Écoutons Bachir s’expliquer sur ce qui a conduit à cet
ouvrage : « L’interruption que constitue ce livre est un moment de détente…un répit donc…Cette contemplation aura été…celle de villes que j’aime et où je passe toujours du temps, sur trois continents… une
évocation des maîtres auprès de qui j’ai eu le bonheur d’apprendre. De mes parents. De ma famille. De mes amis.»
Cet ouvrage nous conduit de Saint-Louis à Ziguinchor, de Dakar Sicap à Paris, de Cambridge Massachussetts à Düsseldorf et Bayreuth, de Dakar Les Mamelles à Chicago Illinois, de New York, New York.
Des voyages et des récits émouvants, saisissants, humains, fraternels, divins. La langue de Bachir invite au rêve et à la réalité des choses. C’est une langue écrite rare, belle, juste, et souvent si étonnante et si racée, si riche et si expressive, qu’elle vous donne le tournis à travers des concepts et des concepts, des courants et des courants, des philosophes et des philosophes.
On se demande comment on a pu lire autant de livres, ranger de telles citations dans sa tête, se rappeler de tel ou tel courant de pensée ! Ce n’est pas seulement être philosophe, quelque chose d’autre dont nous n’avons pas le nom, tient et guide le verbe de Bachir.
En le lisant, on revient toujours sur les mots, les pensées, les dits et les non-dits, pour mieux comprendre et pouvoir retenir de grandes leçons de philosophie et d’humanité.
Régulée, la philosophie est une profonde et rayonnante humanité. Elle est un exercice de haute contorsion de l’esprit. Elle est lucidité au-delà de la lucidité. Elle est vertige mais vertige conduite. Elle mène à de soudaines altitudes qui exigent de nous les marginaux, une sorte de masque à oxygène.
La philosophe est un tortueux serpent arc-en-ciel dont on ne voit jamais les fesses. Pour dire ses parts d’escales dans des gares où l’on peut attendre longtemps qu’un train passe.
La philosophie est une sagesse exigeante dont le doigt de la main indique le sommet de la montagne alors que la paume repose dans la vallée.
Saint-Louis du Sénégal ! Bachir se confie : « Être saint-louisien constitue une part essentielle de mon identité…Mais être saint-louisien ou, mieux, un enfant de Saint-Louis, c’est participer d’une culture… d’un certain ethos que ma famille m’a tout naturellement transmis… cette culture est faite d’une tolérance qui n’est pas condescendance, mais sens du pluralisme. »

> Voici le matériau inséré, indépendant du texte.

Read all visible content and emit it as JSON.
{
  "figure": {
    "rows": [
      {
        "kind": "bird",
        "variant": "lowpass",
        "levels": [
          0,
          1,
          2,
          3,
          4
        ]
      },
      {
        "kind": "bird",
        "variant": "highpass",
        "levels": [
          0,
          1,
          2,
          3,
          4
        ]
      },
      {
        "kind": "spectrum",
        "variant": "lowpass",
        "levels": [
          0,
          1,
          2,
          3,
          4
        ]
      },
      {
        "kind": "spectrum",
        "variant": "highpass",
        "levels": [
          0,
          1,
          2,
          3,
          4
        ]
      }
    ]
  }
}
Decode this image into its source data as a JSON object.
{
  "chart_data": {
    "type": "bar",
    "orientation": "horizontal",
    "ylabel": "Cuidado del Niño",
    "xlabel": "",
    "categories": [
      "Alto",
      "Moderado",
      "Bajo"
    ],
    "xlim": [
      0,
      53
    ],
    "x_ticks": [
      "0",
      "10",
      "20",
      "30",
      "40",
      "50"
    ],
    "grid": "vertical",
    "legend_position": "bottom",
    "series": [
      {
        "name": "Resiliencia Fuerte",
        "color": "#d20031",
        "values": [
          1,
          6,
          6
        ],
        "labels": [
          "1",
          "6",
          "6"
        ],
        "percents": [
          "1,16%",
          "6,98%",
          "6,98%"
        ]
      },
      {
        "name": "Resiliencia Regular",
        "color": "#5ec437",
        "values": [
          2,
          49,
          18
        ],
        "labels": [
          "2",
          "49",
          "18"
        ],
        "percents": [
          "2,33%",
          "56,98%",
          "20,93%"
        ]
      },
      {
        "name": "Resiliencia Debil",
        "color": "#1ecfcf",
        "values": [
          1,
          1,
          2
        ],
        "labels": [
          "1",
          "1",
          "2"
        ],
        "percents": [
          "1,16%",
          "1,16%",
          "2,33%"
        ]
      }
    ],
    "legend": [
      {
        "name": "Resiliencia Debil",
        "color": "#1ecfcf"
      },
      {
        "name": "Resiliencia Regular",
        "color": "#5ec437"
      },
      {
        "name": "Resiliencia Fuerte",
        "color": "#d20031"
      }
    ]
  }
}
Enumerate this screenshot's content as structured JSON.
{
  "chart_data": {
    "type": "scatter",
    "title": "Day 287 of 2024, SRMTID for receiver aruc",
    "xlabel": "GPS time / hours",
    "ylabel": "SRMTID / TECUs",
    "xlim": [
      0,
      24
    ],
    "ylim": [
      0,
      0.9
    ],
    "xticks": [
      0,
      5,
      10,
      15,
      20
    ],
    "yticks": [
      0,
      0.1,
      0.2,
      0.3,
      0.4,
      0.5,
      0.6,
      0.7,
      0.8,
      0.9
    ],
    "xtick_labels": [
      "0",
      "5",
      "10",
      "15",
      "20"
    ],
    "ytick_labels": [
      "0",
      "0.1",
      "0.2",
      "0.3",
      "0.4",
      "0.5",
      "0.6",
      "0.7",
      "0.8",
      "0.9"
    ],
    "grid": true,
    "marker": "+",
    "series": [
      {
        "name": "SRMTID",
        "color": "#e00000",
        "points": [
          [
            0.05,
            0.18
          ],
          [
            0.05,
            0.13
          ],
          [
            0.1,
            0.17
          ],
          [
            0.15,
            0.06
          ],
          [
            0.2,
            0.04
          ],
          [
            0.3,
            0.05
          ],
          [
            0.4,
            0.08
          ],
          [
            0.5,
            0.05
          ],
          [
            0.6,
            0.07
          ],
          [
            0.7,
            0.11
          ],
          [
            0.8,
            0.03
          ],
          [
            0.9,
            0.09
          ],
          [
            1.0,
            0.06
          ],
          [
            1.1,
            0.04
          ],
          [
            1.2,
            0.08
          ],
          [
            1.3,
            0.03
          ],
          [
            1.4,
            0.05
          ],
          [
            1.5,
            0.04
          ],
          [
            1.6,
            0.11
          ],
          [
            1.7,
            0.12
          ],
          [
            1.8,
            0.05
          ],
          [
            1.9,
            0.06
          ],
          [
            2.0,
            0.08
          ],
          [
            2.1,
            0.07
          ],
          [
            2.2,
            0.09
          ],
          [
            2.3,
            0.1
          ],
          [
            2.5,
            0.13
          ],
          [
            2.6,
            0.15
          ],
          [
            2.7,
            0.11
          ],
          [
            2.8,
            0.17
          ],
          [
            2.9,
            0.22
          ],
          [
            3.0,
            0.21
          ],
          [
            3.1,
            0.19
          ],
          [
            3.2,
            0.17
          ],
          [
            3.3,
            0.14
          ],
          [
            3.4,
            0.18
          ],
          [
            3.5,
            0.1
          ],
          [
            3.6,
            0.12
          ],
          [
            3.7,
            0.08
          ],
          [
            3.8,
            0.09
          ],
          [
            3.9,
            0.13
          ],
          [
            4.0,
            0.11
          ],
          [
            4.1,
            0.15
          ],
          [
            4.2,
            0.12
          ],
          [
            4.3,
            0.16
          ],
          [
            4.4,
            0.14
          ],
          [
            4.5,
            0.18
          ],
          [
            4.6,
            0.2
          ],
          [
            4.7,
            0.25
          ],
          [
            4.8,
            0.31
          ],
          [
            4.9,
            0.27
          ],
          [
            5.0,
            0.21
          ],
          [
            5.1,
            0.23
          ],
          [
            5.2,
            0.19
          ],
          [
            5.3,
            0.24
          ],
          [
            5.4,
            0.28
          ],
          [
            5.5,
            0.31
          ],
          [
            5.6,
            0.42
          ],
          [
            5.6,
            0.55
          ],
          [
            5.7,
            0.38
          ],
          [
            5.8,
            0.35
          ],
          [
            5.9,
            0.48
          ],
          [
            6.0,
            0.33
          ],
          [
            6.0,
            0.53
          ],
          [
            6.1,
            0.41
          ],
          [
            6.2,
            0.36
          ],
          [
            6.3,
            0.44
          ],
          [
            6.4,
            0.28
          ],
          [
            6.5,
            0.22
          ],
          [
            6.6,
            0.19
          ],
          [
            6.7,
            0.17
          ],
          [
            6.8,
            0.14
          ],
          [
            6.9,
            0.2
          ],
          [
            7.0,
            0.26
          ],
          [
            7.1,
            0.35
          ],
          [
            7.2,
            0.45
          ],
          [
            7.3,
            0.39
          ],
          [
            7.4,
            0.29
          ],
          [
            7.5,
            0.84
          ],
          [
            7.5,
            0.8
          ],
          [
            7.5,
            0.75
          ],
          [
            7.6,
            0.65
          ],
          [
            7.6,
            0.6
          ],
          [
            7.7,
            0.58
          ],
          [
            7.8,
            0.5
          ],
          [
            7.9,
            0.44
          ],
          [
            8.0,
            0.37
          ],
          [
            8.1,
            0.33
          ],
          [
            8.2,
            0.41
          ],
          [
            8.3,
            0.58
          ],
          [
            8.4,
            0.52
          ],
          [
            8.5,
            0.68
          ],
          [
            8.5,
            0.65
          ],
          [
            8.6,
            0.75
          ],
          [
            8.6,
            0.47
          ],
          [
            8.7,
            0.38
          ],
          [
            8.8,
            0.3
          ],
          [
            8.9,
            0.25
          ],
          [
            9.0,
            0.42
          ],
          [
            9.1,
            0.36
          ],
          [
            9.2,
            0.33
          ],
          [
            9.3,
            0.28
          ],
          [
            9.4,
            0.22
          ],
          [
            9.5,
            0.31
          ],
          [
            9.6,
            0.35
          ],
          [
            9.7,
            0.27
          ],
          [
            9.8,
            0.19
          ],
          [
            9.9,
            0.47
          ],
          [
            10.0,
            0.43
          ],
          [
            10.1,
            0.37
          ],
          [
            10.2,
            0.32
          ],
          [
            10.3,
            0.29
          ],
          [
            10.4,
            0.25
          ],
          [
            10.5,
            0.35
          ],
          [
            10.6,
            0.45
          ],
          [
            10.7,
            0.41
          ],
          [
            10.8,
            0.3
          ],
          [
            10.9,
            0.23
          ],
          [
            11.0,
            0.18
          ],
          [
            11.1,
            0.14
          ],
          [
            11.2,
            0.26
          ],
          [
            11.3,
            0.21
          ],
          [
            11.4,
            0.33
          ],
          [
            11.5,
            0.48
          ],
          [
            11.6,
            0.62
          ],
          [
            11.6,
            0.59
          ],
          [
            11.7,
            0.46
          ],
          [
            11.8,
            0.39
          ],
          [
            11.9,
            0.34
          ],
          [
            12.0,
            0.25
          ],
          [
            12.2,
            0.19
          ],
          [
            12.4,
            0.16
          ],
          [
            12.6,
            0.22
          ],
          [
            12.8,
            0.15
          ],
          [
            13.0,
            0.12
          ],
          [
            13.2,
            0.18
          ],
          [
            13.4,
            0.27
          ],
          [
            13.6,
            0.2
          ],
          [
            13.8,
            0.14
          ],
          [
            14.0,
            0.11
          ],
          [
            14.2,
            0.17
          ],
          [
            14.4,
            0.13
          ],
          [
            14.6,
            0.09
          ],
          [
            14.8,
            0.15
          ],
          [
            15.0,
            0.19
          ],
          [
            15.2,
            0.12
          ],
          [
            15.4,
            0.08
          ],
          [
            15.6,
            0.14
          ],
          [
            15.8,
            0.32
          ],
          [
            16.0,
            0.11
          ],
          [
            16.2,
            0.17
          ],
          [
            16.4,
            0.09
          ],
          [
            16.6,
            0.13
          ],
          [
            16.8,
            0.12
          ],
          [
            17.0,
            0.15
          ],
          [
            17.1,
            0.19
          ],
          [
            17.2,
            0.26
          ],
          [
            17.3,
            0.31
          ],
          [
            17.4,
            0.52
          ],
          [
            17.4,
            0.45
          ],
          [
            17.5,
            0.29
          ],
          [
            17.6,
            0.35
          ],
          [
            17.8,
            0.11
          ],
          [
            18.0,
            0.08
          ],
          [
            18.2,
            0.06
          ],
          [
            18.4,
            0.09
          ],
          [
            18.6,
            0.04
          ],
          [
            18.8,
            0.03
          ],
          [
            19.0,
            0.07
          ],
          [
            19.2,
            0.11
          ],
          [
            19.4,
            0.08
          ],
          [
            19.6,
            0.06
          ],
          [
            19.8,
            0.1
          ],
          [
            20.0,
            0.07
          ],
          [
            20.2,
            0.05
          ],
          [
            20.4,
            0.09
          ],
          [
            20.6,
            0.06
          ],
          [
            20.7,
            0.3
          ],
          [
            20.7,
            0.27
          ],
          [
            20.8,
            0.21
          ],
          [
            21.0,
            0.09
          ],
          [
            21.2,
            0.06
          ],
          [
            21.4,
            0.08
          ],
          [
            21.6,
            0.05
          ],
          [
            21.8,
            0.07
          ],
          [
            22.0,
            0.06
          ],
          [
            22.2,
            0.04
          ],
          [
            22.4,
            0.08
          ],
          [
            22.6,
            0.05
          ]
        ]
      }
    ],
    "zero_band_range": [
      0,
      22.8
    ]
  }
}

Suivent de longues et savoureuses pages où le philosophe déroule l’histoire
de la ville d’eau. On apprend alors beaucoup sur Saint-Louis la « drianké » de
toujours et qui ne laisse personne indifférent. Et puis Bachir parle de ses parents : « Ma mère n’a jamais regretté de s’être mariée tôt… à accompagner celui qu’elle appelait parfois son camarade. Et bien sûr à ses enfants dont je suis l’aîné. Je suis né quand elle avait dix-sept ans. Une enfant. Et déjà mère… Ma mère a manifesté toute sa vie ce désir d’école… De ce désir d’école qui habita aussi mon père, qui fut toute sa vie boulimique de lecture, je suis bien l’enfant… Je n’ai vécu que très peu de temps dans ma ville natale même si je dois tout à sa culture et à sa spiritualité. Le temps d’y savoir marcher à quatre pattes, puis de me tenir debout tout seul sur mes deux jambes, et nous voilà partis, mes parents et moi, pour la Casamance et la ville de Ziguinchor où j’ai appris à courir, à parler, à danser. »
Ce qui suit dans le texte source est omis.